Impact Investing: When Finance Can be a Force for Good

Finance has Become much Maligned

Finance and financial professionals are much maligned and criticized for putting profit before people and focusing on a solely profit-based approach. Indeed, ever since the Great Recession of 2008 and the Global Financial Crisis, finance has been much pilloried as many people believe that financial globalization and the pursuit of risky instruments such as derivatives due to greedy speculators have caused untold misery and suffering to the ordinary people. Thus, bankers, financial professionals, and speculators currently are the subject of much derision and fear.

What is Impact Investing?

It is not always the case that finance is solely for the benefit of the wealthy. The term or the trend known as Impact Investing wherein the profit motive of finance and the social causes or investment into social projects aligning profit with the common good can indeed open a new chapter in the history of finance.

Indeed, Impact Investing, as the term implies signifies the marriage of profit with the societal outcome and ensures that capital when allocated to social causes, can indeed be a force for goods. Thus, the emerging trend of Impact Investing is one where capital is funneled into societal cause thereby ensuring the good of the people.

Pure Capitalism was Always a Force for Good

However, it can be argued that finance in its purest form is anyway a force for good since profit-driven behavior often means that markets are made more efficient as well as social outcomes improved through the “hidden hand of markets” that allocate capital to the most productive outcomes.

This type of allocation means that only the most productive investments attract further funding thereby ensuring that only those projects that use capital and investments wisely are funded leading to efficiencies from economies of scale and synergies from effective deployment of capital.

Rise of Speculation and the Common Good

Having said that, a purely profit-driven approach does not always lead to better social outcomes since speculation, and the use of complex financial investments often lead to speculative behavior where the focus is on gambling with finance rather than investing in the “real economy”.

Indeed, this is what has been happening since the 1970s and which culminated in the Global Financial Crisis of 2008 wherein pure speculation without corresponding real economy investments lead to a casino type of capitalism.

It can also be said that pure speculation can lead to the difference between investing in a road or a project that delivers returns but at the same time, does not offer the same returns such as investing in the stock market and that too on so-called “penny stocks” where the investments are risky but yield huge returns when such bets succeed.

Investing for Social Impact

Thus, the fact is that the present capitalist paradigm must transition to a model wherein finance is allocated to the real economy as well as for impact investing where the poor benefit as much as the rich.
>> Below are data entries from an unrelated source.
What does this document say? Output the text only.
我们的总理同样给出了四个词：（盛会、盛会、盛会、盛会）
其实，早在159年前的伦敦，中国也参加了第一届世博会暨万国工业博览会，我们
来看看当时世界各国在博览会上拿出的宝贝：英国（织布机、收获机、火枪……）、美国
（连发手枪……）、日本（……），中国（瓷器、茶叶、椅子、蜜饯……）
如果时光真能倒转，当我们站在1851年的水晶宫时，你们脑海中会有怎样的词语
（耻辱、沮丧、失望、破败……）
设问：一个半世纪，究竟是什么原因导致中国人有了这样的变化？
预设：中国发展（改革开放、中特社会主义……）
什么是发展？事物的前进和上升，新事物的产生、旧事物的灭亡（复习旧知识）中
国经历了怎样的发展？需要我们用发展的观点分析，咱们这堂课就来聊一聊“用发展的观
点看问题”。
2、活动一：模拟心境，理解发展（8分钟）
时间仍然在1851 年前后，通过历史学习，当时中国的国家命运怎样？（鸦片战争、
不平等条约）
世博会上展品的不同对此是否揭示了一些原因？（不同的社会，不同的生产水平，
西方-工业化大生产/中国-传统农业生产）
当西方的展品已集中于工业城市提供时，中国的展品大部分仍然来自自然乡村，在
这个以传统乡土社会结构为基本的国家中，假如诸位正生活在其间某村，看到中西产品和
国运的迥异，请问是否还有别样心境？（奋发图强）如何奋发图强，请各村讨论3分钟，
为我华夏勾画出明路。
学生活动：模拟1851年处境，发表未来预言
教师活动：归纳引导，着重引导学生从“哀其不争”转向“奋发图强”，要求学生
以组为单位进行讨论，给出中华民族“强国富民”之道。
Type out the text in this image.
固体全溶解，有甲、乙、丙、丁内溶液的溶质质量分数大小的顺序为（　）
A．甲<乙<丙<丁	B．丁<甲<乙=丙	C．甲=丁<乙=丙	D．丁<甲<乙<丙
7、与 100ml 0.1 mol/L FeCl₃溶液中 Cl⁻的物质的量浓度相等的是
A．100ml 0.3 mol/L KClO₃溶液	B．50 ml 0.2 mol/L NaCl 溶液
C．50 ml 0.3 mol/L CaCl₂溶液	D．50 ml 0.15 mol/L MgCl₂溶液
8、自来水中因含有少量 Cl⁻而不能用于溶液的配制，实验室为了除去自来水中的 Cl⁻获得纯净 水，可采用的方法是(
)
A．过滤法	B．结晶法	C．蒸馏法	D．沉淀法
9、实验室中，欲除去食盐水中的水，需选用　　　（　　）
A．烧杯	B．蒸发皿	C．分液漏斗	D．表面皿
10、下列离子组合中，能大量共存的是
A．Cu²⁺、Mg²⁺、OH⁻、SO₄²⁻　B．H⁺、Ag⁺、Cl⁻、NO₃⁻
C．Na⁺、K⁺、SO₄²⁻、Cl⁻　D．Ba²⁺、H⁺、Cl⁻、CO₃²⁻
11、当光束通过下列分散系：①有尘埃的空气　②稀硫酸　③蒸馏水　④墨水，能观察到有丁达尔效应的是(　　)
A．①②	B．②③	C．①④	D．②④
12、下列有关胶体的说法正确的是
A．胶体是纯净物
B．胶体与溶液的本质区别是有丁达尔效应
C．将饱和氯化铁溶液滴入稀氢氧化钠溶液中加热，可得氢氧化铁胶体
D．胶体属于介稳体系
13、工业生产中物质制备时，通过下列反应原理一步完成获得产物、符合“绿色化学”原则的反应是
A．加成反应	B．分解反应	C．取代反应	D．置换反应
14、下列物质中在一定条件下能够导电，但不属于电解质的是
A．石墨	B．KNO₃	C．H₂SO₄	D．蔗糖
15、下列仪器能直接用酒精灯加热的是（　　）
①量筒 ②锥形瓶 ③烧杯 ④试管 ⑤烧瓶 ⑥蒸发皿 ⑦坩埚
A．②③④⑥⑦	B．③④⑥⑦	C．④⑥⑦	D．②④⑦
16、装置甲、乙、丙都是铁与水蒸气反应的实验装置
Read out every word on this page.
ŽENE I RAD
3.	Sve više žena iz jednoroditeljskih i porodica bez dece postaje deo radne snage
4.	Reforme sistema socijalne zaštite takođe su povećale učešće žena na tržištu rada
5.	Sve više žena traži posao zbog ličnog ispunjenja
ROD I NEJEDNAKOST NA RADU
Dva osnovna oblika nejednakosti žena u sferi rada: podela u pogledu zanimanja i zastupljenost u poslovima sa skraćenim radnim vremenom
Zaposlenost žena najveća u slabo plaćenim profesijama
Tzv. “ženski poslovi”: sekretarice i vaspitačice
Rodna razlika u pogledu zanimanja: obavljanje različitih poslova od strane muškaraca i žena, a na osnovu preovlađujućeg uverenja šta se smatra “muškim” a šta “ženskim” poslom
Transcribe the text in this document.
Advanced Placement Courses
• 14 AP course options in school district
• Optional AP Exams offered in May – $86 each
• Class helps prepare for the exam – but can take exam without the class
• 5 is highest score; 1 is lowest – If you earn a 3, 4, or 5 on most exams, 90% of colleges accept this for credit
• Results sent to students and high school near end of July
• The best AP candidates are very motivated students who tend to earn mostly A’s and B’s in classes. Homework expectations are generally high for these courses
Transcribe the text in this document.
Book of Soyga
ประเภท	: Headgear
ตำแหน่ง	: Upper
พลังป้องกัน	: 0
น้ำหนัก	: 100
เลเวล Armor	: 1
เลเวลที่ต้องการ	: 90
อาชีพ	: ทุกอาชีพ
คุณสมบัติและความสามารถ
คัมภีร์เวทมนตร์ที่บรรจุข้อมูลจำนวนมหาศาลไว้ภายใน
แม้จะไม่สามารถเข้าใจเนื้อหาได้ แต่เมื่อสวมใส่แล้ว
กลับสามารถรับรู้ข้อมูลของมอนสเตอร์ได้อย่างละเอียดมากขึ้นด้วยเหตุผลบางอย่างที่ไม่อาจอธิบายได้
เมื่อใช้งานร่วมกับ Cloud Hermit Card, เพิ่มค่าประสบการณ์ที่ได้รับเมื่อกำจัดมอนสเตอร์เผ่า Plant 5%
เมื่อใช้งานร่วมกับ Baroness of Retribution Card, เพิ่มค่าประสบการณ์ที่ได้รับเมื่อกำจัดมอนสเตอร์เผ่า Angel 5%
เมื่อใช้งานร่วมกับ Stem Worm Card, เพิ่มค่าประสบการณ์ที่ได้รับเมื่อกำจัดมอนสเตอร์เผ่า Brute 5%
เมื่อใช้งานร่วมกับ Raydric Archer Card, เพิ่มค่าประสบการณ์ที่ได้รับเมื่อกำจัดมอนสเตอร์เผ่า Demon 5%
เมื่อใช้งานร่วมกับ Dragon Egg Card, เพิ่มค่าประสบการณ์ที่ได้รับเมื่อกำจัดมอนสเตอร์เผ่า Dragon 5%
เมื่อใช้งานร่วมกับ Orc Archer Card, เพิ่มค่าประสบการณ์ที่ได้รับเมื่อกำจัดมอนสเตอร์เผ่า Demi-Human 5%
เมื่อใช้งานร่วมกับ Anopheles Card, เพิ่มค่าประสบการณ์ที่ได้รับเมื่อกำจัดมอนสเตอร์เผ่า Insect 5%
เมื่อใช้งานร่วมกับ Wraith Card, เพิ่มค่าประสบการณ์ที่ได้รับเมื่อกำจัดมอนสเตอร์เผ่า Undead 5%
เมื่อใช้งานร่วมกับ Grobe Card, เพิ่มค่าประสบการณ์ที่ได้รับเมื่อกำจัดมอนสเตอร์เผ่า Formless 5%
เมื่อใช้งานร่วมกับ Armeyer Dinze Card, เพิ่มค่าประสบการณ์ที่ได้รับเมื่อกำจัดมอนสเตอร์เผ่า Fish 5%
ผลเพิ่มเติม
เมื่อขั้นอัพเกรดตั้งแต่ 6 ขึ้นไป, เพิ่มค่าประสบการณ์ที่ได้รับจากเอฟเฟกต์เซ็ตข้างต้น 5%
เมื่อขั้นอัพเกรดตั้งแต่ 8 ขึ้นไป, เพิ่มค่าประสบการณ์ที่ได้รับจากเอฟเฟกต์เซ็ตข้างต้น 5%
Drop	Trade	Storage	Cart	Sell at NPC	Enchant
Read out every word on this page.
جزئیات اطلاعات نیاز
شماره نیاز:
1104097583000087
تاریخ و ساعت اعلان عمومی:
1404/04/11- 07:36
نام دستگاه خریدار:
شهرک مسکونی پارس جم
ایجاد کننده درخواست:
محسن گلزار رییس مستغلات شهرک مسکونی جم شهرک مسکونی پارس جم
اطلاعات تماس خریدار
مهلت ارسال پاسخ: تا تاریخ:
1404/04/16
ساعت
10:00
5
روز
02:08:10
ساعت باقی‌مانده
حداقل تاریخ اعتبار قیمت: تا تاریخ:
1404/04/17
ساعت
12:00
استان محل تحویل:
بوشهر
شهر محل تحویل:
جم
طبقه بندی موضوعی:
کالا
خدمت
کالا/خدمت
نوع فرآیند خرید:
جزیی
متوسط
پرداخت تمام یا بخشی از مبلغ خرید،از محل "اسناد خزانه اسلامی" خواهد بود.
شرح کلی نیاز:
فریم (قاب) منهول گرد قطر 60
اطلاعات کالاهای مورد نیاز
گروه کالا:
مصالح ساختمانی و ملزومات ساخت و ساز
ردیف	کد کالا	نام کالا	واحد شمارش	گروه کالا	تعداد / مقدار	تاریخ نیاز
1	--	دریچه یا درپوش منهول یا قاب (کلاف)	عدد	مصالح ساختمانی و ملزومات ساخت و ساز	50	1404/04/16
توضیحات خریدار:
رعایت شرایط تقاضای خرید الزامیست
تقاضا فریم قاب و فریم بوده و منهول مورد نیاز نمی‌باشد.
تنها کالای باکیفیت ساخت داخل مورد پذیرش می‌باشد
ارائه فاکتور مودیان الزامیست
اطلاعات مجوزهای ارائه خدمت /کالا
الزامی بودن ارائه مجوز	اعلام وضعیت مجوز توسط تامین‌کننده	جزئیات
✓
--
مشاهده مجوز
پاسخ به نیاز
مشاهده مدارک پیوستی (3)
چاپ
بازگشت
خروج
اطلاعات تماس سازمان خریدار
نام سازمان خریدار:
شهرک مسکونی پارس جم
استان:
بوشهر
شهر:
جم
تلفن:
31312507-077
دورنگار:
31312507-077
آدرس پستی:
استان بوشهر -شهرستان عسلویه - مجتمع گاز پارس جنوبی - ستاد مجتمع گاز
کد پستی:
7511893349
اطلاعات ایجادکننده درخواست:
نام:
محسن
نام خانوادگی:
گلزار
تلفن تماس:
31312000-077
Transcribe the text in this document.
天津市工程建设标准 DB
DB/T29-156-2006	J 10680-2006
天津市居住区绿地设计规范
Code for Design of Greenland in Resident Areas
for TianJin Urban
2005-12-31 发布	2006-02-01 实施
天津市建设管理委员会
Indeed, books such as “The Fortune at the Bottom of the Pyramid” describe how targeting the very poor can often generate enough returns when such investments are made with careful selection and well thought out implementations.

Apart from this, impact investing is also about placing people and profit at the same level instead of one before the other or vice versa which can incentivize the financial professionals more towards investing in such projects.

The Case of Microfinance and the Example of the Grameen Bank

A clear benefit is possible in developing societies wherein projects such as Microfinance can lead to better social outcomes. Microfinance is the term used to describe the process of giving loans to the unbanked and the poor which are individually in small amounts but which when aggregated over Millions of such loans can lead to efficiencies from economies of scale.

A case in point is the initiative of the Grameen Bank in Bangladesh founded by the Nobel Laureate, Mohammed Yunus which proved that such Impact Investing improves the life of the poor as well as generates returns for the investors.

Impact Investing is Not Charity

Indeed, such initiatives have become more common across the world as the need to take into account collective good has become paramount over the years.

Further, we need to caution you here that Impact Investing is not Philanthropy or Charity or for that matter, Corporate Social Responsibility where donations and contributions are made by the wealthy to the poor.

On the contrary, Impact Investing is all about aligning the Cold Logic of Capital with the Warm Feeling of Collective Good wherein profit making is accompanied by improving the lives of the poor as well.

Alchemy of Finance can be Used to Help the Poor

Apart from that, Impact Investing is also about channeling the Alchemy of Finance to the social causes thereby creating a situation where profit is not a dirty word, and the poor are not untouchable for the capitalists.

In other words, Impact Investing is as much about society as it is about the greed of investors.

Through Impact Investing, we can revert to a much more balanced capitalism wherein risk and return are better correlated instead of the runaway type of behavior we have seen in recent years.

Conclusion

Lastly, Impact Investing if carried out after Due Diligence can lead to Capitalism working for all instead of exacerbating inequalities and inequities as well as be used to transition the world into a more sustainable place.

To conclude, with humanity facing multiple challenges that can lead to the end of the world as we know it, capitalism must again dedicate itself to being a force for good instead of a drive towards destruction.